A bias to CMB lensing measurements from the bispectrum of large-scale structure

TL;DR

This paper analyzes how the non-Gaussianity of large-scale structure, specifically the bispectrum, introduces a bias in CMB lensing measurements, which is significant for upcoming high-precision experiments.

Contribution

It provides an analytical estimate of the bias in CMB lensing power spectrum caused by the bispectrum of large-scale structure, highlighting the need for bias correction in future analyses.

Findings

Bias is approximately 1% of the lensing signal for upcoming experiments.

The bias is negative and can shift measurements by multiple standard deviations.
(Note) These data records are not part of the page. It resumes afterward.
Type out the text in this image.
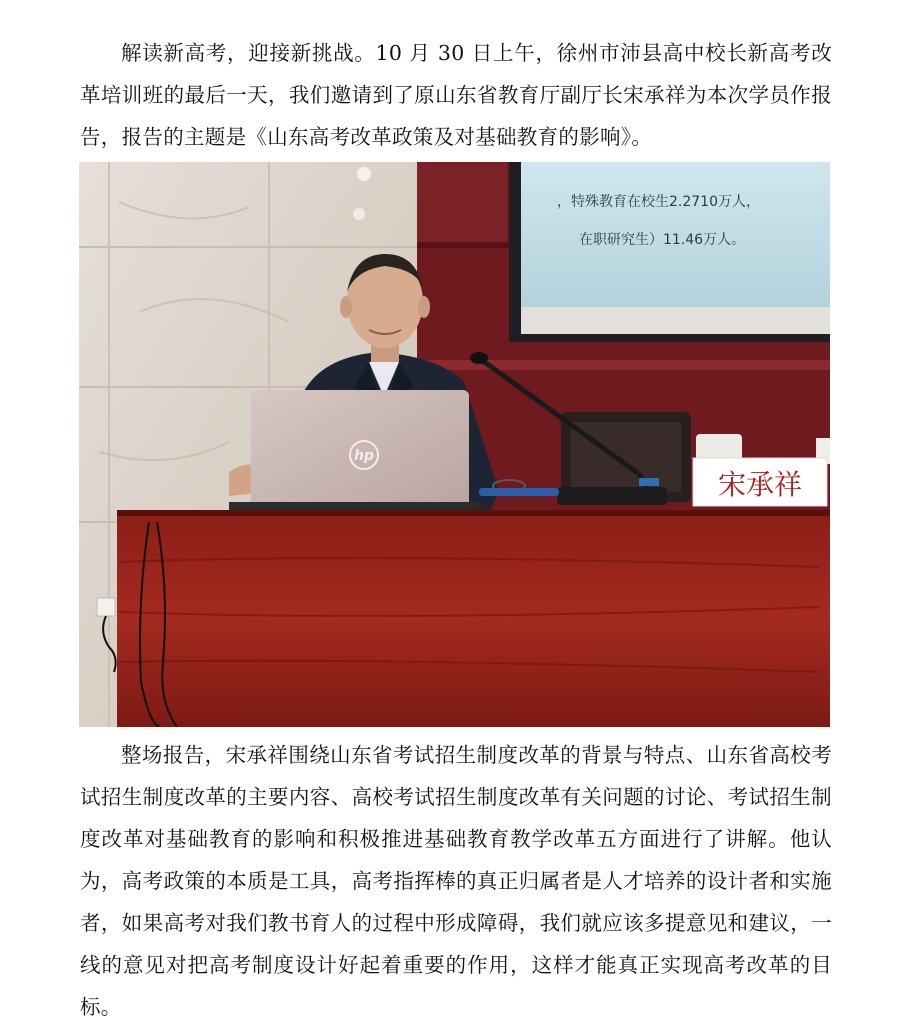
解读新高考，迎接新挑战。10 月 30 日上午，徐州市沛县高中校长新高考改革培训班的最后一天，我们邀请到了原山东省教育厅副厅长宋承祥为本次学员作报告，报告的主题是《山东高考改革政策及对基础教育的影响》。

，特殊教育在校生2.2710万人，
在职研究生）11.46万人。
hp
宋承祥

整场报告，宋承祥围绕山东省考试招生制度改革的背景与特点、山东省高校考试招生制度改革的主要内容、高校考试招生制度改革有关问题的讨论、考试招生制度改革对基础教育的影响和积极推进基础教育教学改革五方面进行了讲解。他认为，高考政策的本质是工具，高考指挥棒的真正归属者是人才培养的设计者和实施者，如果高考对我们教书育人的过程中形成障碍，我们就应该多提意见和建议，一线的意见对把高考制度设计好起着重要的作用，这样才能真正实现高考改革的目标。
Only the largest bias terms were evaluated, indicating the need for further research.

Abstract

The rapidly improving precision of measurements of gravitational lensing of the Cosmic Microwave Background (CMB) also requires a corresponding increase in the precision of theoretical modeling. A commonly made approximation is to model the CMB deflection angle or lensing potential as a Gaussian random field. In this paper, however, we analytically quantify the influence of the non-Gaussianity of large-scale structure lenses, arising from nonlinear structure formation, on CMB lensing measurements. In particular, evaluating the impact of the non-zero bispectrum of large-scale structure on the relevant CMB four-point correlation functions, we find that there is a bias to estimates of the CMB lensing power spectrum. For temperature-based lensing reconstruction with CMB Stage-III and Stage-IV experiments, we find that this lensing power spectrum bias is negative and is of order one percent of the signal. This corresponds to a shift of multiple standard deviations for these upcoming experiments. We caution, however, that our numerical calculation only evaluates two of the largest bias terms and thus only provides an approximate estimate of the full bias. We conclude that further investigation into lensing biases from nonlinear structure formation is required and that these biases should be accounted for in future lensing analyses.